The concept of ‘‘cloud computing’’ is so well established and accepted that applications hosted in the cloud are no longer just called ‘‘cloud applications’’ but rather just ‘‘web applications, whereas all other applications are simply considered ‘‘non-web applications. As a result, many people do not perceive ‘‘cloud’’ as a model for computing but rather as just a single location for hosting web apps. Consequently, the ‘‘edge’’ is considered most simply as the opposite of the cloud. This is not surprising because every edge location must have a connection and communication channel to the cloud.

Challenges in Implementing Edge Computing

3. Key Technologies Enabling Edge Computing

While Low Latency and Location Awareness are the two hallmarks of edge computing, the striking difference between the cloud paradigm and edge paradigm primarily lies in the architectural implementation. In the cloud paradigm, everything is located near a single central location; but in the edge paradigm, the data and services are separated into clusters, which are located at several megacities of the country that are connected through high bandwidth optical fiber links. However, these features would not have been effective without the following three permitting technologies.

IoT Devices

The growth of Industrial Internet of Things (IIoT) devices, Smart Sensors, Widely Connected Devices (WCDs), and geological surveying facilities has led to an extraordinary increase in the density of the edge requirements. Connected devices generate pilot data such as camera images or gyroscope readings that require rapid processing. These types of devices act as the main triggering factors for Latency Awareness. Connected devices in Robots and Autonomous Cars require location awareness based on their locations. These types of application domains impose extreme demands on the Edge service provisioning.

5G Networks

With the coming of the next generation (5G onwards) mobile broadband, the service providers are expecting network latency that is less than one-tenth of what is achieved in Long-Term Evolution (LTE). Life-threatening applications such as remote surgery require secure and fast information exchange at network delay. Applications such as IoT in Agriculture require Analytics at multiple locations. Supporting such applications demands network changes, clustering, and replication of the resources. The 5G network supports the concept of network slicing, which allows the network to be split logically into groups with distinct properties and allows users to connect to a specific slice of the network.

Regulatory and Compliance Issues in Edge Computing

Edge computing introduces a regulatory dimension that might initially appear less intimidating. For instance, the platform receives a text file instructing a scanner in a gas monitoring network in Australia to measure carbon monoxide levels. The platform forwards this message and, moments later, receives a message in reply—in this case, a message with the measurement results from the scanner. This interaction adheres to the system’s requirements and regulatory constraints. The physical location of the scanner can be disregarded except during emergencies, when additional information will be requested for business continuity purposes.

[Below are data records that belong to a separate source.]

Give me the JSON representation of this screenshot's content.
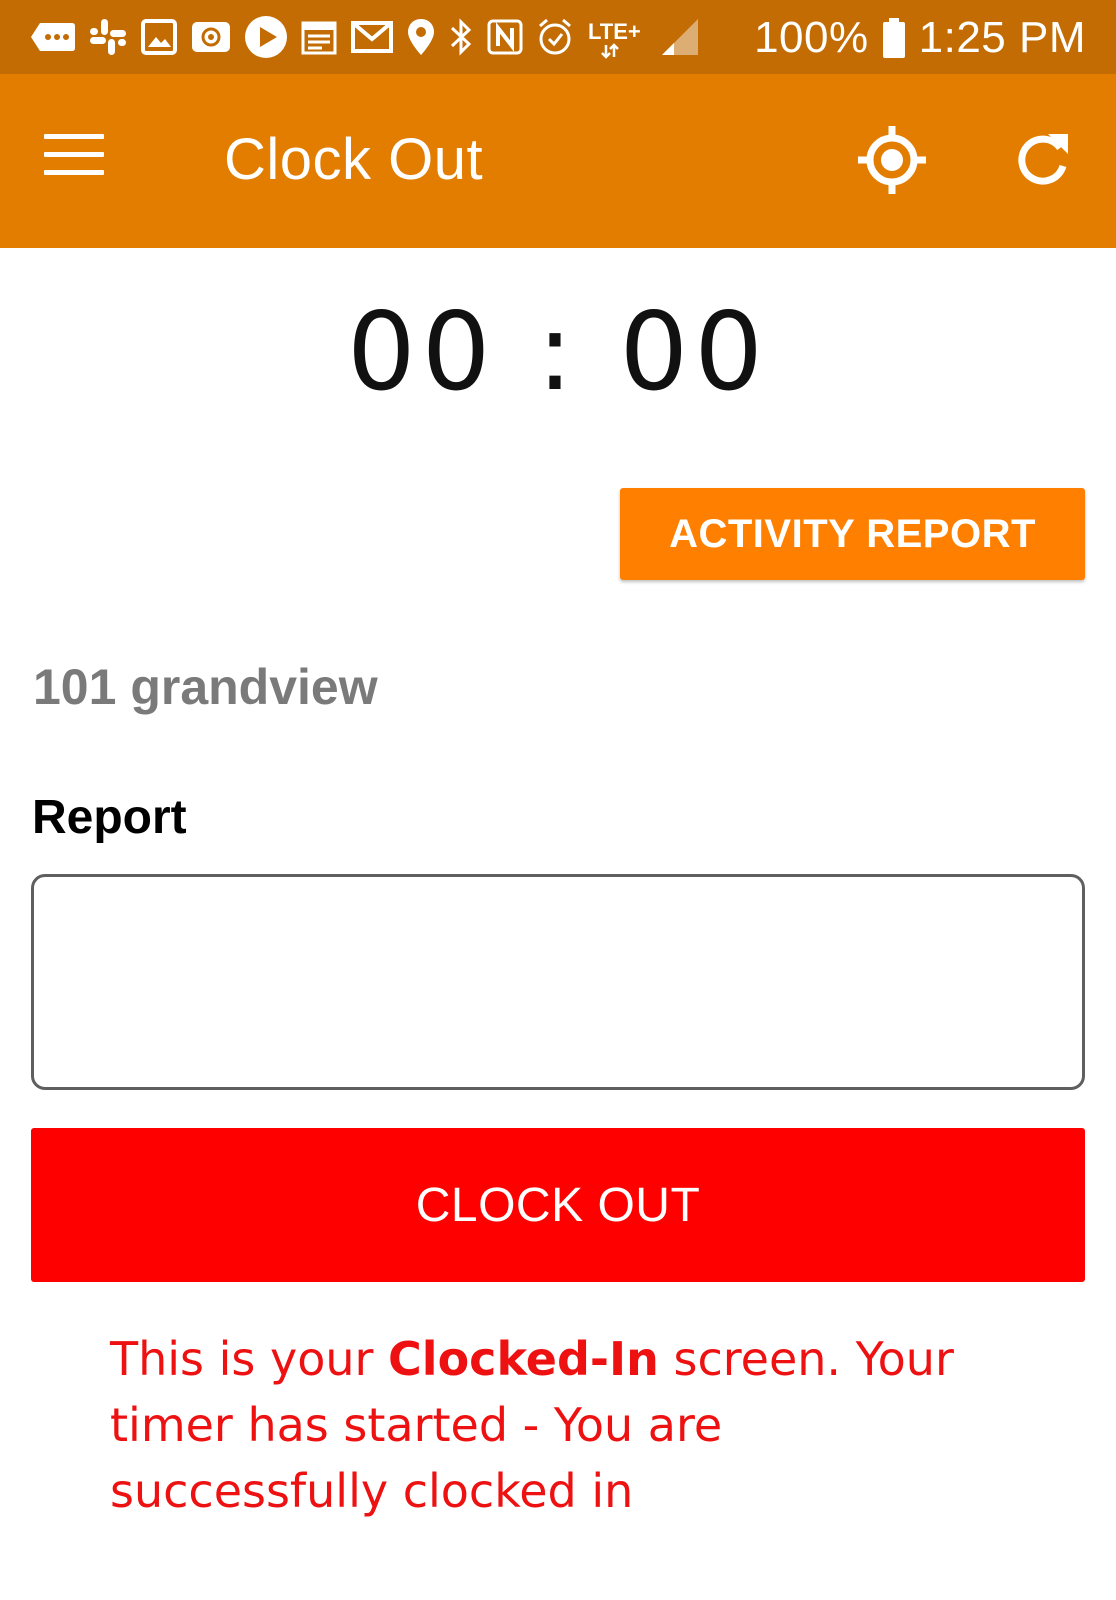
{
  "status_bar": {
    "icons": [
      "message-icon",
      "slack-icon",
      "gallery-icon",
      "email-at-icon",
      "play-icon",
      "calendar-icon",
      "gmail-icon",
      "location-pin-icon",
      "bluetooth-icon",
      "nfc-icon",
      "alarm-icon",
      "lte-icon",
      "signal-icon",
      "battery-icon"
    ],
    "network": "LTE+",
    "battery": "100%",
    "time": "1:25 PM"
  },
  "app_bar": {
    "title": "Clock Out",
    "icons": [
      "menu-icon",
      "locate-icon",
      "refresh-icon"
    ]
  },
  "main": {
    "timer": "00 : 00",
    "activity_report_label": "ACTIVITY REPORT",
    "location_name": "101 grandview",
    "report_label": "Report",
    "report_value": "",
    "clock_out_label": "CLOCK OUT",
    "note": {
      "prefix": "This is your ",
      "emphasis": "Clocked-In",
      "suffix": " screen. Your timer has started - You are successfully clocked in"
    }
  },
  "colors": {
    "status_bar": "#c26c03",
    "app_bar": "#e27d00",
    "activity_button": "#ff8000",
    "clock_out_button": "#ff0000",
    "note_text": "#ee1111"
  }
}
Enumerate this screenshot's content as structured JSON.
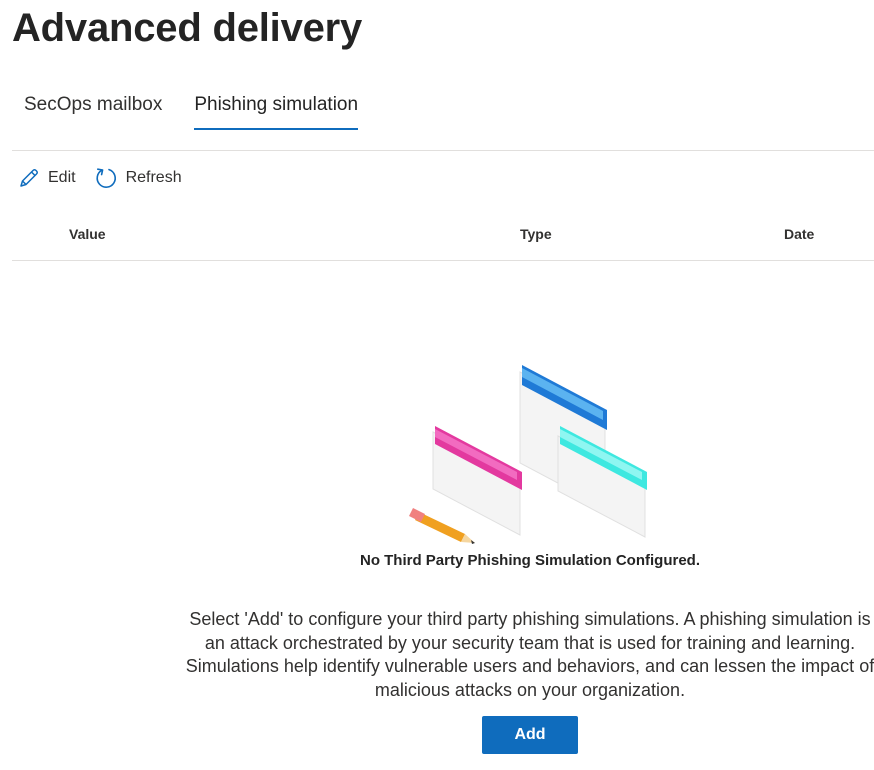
{
  "header": {
    "title": "Advanced delivery"
  },
  "tabs": [
    {
      "label": "SecOps mailbox",
      "active": false
    },
    {
      "label": "Phishing simulation",
      "active": true
    }
  ],
  "toolbar": {
    "edit_label": "Edit",
    "refresh_label": "Refresh",
    "edit_icon": "pencil-icon",
    "refresh_icon": "refresh-icon"
  },
  "table": {
    "columns": [
      "Value",
      "Type",
      "Date"
    ],
    "rows": []
  },
  "empty_state": {
    "title": "No Third Party Phishing Simulation Configured.",
    "description": "Select 'Add' to configure your third party phishing simulations. A phishing simulation is an attack orchestrated by your security team that is used for training and learning. Simulations help identify vulnerable users and behaviors, and can lessen the impact of malicious attacks on your organization.",
    "button_label": "Add"
  },
  "colors": {
    "accent": "#0f6cbd",
    "window_blue": "#1f7ad6",
    "window_pink": "#e3399f",
    "window_cyan": "#3ee8e0"
  }
}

Conversely, a regulatory file transmitted in a similar manner to a scanner located in the United States receives a location-specific reply. This barrier stems from additional regulatory demands that require awareness of the device’s location to either deny the transmission or impose stricter filtering before the data reaches the intended destination. Such considerations are typical for equipment deployed offshore for drilling and exploration activities. From a regulatory standpoint, these devices that produce data are analogous to manufacturing plants for hazardous materials.

Organizations that adapt early will have a clear advantage in delivering the seamless, high-performance experiences users demand. Partnering with innovators in the space, such as Minterminds innovative software solution provider, can help firms future-proof their apps with edge-ready designs.